If we find ourselves mired in rightness, here are two proposals to extricate ourselves from its grip: humour and paradox.  Because rightness is by definition accurate and correct, we do not escape the snare by opting for the false and spurious.  The trouble with rightness lies not in its veracity but its viscosity.  We unstick ourselves from rightness by apprehending what is “right” in the light of ironic humour, which leaves the proposition intact while undermining its stranglehold on agency.  Humour renders absurd what is meant in earnest.  The literal meaning holds, but the interpretation is set free.  Returning to the aforementioned example — we cannot force people to change, but if we do not change then we are doomed — the conundrum’s potency dissipates when we laugh in the face of absurdity.  Here, humour is a transgressive act that subverts the shock of meaning — the text remains the same but the message is altered through a willful registration.  The presupposed attitudinal backdrop that lends the text its salience suddenly shifts, thus reconstituting the interpretive outcome.  The psychic and spiritual problem posed by the statement rests in part on the intelligence that apprehends the problem, that makes transparent its artifice.  In laughing at how right we are, we are bigger than our rightness; we are too slippery to be glued to its grip.  Willful and cunning humour is defiance and transcendence both.

In addition to humour, paradox provides a way to neutralize the paralysis of being in the right.  Much of the deeper truths about the world exist in paradox.  For example, there is a Hasidic saying that illustrates precisely the incisiveness of paradox: we each wear a coat with two pockets.  One pocket is filled with gold nuggets, the other with dust.  Every time we reach into these pockets, we are reminded of what we are.  Herein lies the paradox: each human life is as precious as gold and as insignificant as dust.  A paradox is contradiction in appearance only, for its opposing components form a completeness greater than its parts.  Such is the complexity of a world that eludes full understanding, despite our faltering attempts at conceptualization within the limits of our ape cognition.  The further we inquire into one truth, the more its obverse counterpart rises into view, thus challenging our hold on any one proposition with absolute certainty.  If we find ourselves stuck in the right, we discover an antidote in restating our rightness in the form of paradox: the world is both flawed and perfect; I am both broken and pristine; we must all do something and nothing more needs to be done; the situation is unfair and fairness is irrelevant.  Contradiction is the stasis of meaning, an irreconcilable state of understanding. We overcome the stasis of meaning by entering into contradiction itself.  Paradox redeems contradiction through contradiction, achieves the triumph of text over text.  In embracing and living the paradox, the prison fortress stands, but we are free to walk through and out of it.
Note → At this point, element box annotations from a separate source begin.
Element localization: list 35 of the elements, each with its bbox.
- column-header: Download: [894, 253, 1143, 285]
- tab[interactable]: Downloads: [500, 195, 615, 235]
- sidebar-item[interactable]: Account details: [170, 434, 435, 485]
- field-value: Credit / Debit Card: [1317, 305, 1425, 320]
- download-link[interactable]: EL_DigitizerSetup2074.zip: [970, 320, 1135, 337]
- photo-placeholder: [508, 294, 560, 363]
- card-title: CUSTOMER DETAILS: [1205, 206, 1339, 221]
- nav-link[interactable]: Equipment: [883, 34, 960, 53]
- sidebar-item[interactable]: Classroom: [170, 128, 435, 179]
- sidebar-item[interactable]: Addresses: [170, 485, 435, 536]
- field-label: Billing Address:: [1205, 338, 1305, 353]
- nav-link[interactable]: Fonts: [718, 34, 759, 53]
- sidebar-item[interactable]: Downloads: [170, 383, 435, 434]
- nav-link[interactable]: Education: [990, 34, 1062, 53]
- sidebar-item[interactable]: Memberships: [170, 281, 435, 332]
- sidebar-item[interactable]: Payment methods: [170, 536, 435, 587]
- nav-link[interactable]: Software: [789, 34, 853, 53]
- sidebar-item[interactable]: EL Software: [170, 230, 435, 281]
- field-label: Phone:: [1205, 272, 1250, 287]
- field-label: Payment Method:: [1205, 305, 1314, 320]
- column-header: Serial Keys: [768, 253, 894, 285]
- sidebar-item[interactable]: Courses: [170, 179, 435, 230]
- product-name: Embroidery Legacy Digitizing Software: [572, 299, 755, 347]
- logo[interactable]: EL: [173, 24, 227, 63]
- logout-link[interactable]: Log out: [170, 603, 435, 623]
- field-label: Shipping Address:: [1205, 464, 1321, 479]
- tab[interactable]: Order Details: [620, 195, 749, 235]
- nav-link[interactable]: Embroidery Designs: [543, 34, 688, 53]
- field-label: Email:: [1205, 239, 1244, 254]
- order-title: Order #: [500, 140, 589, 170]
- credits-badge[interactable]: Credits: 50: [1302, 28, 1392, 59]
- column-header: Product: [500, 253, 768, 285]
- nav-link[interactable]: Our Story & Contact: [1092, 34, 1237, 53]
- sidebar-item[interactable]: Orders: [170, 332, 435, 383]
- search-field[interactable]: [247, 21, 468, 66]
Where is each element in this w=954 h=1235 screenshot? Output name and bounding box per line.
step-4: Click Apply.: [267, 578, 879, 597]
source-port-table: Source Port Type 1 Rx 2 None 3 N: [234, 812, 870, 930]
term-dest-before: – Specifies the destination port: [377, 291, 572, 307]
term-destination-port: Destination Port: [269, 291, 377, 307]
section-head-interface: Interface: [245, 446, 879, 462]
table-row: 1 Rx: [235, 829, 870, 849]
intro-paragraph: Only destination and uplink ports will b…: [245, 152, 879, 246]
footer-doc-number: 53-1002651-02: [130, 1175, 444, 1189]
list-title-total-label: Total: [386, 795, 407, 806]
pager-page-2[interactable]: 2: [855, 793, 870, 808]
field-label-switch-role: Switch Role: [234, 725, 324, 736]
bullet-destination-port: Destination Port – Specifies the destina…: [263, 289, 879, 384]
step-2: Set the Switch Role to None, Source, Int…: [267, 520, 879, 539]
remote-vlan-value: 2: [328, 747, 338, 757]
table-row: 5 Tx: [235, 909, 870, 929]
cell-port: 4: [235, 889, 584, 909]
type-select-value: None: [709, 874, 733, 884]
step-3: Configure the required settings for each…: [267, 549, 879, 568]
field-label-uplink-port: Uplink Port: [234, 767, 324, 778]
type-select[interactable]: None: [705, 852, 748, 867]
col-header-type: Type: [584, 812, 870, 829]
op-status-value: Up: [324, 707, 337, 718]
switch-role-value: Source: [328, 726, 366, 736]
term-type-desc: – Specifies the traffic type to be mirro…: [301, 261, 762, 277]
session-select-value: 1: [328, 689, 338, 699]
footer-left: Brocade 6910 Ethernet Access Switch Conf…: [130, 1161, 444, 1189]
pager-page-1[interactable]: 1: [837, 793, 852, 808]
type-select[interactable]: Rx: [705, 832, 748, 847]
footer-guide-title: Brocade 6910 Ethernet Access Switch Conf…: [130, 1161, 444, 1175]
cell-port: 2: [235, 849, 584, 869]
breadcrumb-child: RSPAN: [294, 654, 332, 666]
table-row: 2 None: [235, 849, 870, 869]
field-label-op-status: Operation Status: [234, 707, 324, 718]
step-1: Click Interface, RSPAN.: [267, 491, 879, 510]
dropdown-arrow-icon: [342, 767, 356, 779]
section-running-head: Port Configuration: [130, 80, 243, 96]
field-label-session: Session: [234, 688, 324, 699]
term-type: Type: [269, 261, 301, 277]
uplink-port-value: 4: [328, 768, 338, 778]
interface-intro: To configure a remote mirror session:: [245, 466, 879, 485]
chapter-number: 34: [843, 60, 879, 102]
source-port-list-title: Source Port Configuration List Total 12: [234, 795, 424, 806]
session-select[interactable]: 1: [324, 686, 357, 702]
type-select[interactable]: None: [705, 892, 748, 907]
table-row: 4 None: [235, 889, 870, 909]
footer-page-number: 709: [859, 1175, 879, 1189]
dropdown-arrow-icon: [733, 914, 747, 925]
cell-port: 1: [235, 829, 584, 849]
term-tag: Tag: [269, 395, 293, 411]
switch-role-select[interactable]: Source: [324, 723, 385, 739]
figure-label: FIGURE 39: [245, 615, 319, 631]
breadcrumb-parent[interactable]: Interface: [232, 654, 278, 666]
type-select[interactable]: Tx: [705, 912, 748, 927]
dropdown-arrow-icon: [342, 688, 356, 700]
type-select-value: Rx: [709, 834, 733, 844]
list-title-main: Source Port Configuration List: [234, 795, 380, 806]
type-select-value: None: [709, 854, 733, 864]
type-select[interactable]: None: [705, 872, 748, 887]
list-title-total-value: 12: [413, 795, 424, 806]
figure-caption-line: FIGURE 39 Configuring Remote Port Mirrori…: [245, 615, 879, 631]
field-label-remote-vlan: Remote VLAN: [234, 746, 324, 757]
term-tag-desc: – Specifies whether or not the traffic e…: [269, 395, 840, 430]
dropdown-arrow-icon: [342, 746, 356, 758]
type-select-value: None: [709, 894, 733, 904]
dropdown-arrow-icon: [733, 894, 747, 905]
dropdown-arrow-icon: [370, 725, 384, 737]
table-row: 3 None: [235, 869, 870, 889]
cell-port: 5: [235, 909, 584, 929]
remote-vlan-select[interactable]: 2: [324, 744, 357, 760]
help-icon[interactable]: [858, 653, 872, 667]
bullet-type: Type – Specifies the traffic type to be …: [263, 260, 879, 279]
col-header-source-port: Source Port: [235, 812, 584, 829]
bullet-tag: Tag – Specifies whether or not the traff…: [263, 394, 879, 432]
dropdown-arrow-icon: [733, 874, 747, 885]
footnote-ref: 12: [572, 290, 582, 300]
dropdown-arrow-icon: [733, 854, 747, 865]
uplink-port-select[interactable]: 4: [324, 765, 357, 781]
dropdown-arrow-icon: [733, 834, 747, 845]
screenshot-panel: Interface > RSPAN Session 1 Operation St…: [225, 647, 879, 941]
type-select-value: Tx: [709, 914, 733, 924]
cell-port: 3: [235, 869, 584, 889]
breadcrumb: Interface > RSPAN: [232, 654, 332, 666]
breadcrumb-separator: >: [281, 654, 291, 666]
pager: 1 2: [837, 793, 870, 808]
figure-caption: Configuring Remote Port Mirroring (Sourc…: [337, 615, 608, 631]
The sway of rightness is often an affliction.  Many people would rather be right than happy.  They prefer to be right even when doing so harms those they love, or prevents them from skillfully navigating the challenges of life.  With maturity, we can see that rightness neither encompasses the whole of our capacity, nor define the totality of our aims.  The astuteness of our views, the accuracy of our perception must return to their place beside other propensities: kindness, skillfulness, compassion, patience, forbearance, magnanimity, and love.  In response to the absurd, we laugh, chuckle, guffaw.   In the teeth of contradiction, we return to completeness afforded by paradox.  In so doing, we leave rightness intact while extricating ourselves from its paralyzing grip.     

[1] This character is entirely fictional, but her plight is common among many who have experienced the bittersweetness of parenthood.

[2] This character is also fictional.